この埠頭での荷扱いは今は木材チップが主流となっているが、その昔は輸入材の丸太が所狭しと浮かぶ貯木場だった。
平成の時代になってから丸太としての輸入が減少し、それとともに近くにあった合板工場が撤退したことで令和3年に貯木場が廃止された。
水面に顔を出す「ピア」という木材の係留杭が今もなお残り、その歴史を示している。

今やヨットハーバーであり良い釣り場らしい…。

さて、先を急ごう。

三保半島の付け根である「折戸」という場所から先は、廃線跡はこれまでのような工業地帯とは異なり住宅地の軒先を縫うように続いている。

昔もこのようだったのか知る由もないが、このあたりは造船業や窯業などの重厚長大な産業を支えていた人たちが居を構えていた地域だ。

日本中どこも同じかもしれないが、時代の流れとともに重厚長大な産業で潤った街は新しく更新されることなく寂れていく。

廃線跡を三保に向けてたどってみると日本の産業が隆盛を迎えたのちに衰退していった歴史をまざまざと見せつけられているようだ。

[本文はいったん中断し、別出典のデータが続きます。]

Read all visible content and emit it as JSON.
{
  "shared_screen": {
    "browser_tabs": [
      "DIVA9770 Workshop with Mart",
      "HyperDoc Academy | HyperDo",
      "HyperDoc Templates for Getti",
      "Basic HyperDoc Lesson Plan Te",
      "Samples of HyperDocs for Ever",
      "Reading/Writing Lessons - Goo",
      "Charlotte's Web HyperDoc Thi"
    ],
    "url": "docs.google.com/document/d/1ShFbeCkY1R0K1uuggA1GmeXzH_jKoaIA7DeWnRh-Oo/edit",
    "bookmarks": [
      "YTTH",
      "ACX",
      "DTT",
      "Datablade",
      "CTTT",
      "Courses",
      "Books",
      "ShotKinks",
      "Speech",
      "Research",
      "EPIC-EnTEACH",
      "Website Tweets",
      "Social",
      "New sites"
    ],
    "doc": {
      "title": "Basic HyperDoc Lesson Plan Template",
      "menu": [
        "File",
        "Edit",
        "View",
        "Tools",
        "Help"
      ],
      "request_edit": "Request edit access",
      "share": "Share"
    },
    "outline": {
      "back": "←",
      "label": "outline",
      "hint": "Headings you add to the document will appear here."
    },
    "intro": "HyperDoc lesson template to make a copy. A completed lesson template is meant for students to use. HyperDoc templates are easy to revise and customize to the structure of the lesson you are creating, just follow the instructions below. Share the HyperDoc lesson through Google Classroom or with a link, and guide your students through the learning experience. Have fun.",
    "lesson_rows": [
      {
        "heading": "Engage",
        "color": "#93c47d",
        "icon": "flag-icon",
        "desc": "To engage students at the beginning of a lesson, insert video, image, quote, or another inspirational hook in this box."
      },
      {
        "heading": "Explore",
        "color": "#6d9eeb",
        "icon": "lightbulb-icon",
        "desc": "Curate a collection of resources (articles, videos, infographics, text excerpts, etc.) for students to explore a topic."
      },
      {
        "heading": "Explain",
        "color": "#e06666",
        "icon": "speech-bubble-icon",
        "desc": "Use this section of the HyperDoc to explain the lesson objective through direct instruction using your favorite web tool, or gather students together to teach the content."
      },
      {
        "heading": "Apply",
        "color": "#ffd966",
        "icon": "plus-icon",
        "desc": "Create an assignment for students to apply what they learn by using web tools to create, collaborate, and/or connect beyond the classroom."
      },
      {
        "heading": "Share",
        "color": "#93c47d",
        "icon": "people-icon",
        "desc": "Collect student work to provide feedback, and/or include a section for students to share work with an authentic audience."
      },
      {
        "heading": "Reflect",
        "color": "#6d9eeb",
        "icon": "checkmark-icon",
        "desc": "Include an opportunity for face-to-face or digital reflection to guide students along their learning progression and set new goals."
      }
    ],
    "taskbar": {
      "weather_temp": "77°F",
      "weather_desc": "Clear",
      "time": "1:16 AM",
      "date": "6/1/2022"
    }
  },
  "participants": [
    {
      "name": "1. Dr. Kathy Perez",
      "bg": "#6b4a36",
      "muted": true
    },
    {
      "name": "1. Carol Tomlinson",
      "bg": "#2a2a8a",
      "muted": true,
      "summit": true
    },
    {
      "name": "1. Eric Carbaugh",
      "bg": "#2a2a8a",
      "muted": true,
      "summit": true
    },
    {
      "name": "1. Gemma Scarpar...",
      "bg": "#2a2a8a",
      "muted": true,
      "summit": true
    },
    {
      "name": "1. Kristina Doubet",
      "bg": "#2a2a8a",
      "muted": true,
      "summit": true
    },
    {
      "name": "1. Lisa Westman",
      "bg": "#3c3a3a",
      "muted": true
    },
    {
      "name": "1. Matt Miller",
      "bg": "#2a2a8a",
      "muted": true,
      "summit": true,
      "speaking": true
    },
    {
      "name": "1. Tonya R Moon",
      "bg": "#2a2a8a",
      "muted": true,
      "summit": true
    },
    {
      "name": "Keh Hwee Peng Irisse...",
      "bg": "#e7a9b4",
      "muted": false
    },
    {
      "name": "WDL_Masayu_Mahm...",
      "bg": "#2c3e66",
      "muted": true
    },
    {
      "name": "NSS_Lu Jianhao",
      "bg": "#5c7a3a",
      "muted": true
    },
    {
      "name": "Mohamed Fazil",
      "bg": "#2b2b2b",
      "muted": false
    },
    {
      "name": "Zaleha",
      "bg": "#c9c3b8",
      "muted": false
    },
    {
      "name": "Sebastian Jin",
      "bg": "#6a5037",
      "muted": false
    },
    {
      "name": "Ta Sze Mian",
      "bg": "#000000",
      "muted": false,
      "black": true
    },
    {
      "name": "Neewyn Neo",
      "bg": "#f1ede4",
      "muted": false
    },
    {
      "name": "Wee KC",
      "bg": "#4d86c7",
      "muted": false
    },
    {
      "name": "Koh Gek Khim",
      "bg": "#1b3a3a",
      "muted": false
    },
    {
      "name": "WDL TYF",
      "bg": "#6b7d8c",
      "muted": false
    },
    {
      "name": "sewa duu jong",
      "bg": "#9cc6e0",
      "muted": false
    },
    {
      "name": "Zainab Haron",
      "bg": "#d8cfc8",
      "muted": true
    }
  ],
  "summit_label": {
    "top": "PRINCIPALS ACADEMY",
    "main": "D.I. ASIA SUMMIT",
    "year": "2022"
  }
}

そんな過去の置き土産のようなディーゼル機関車とアルミナ輸送用の貨車が見えてきたら終点の三保駅

ホームの名残も「兵どもの夢のあと…」という感じだ。

さて…ここまでが清水港線の廃線跡をたどるサイクリング。
この先は歴史をさらに遡る神社や史跡などをたどり、水上バスに乗って清水駅東口に戻ろうと思う。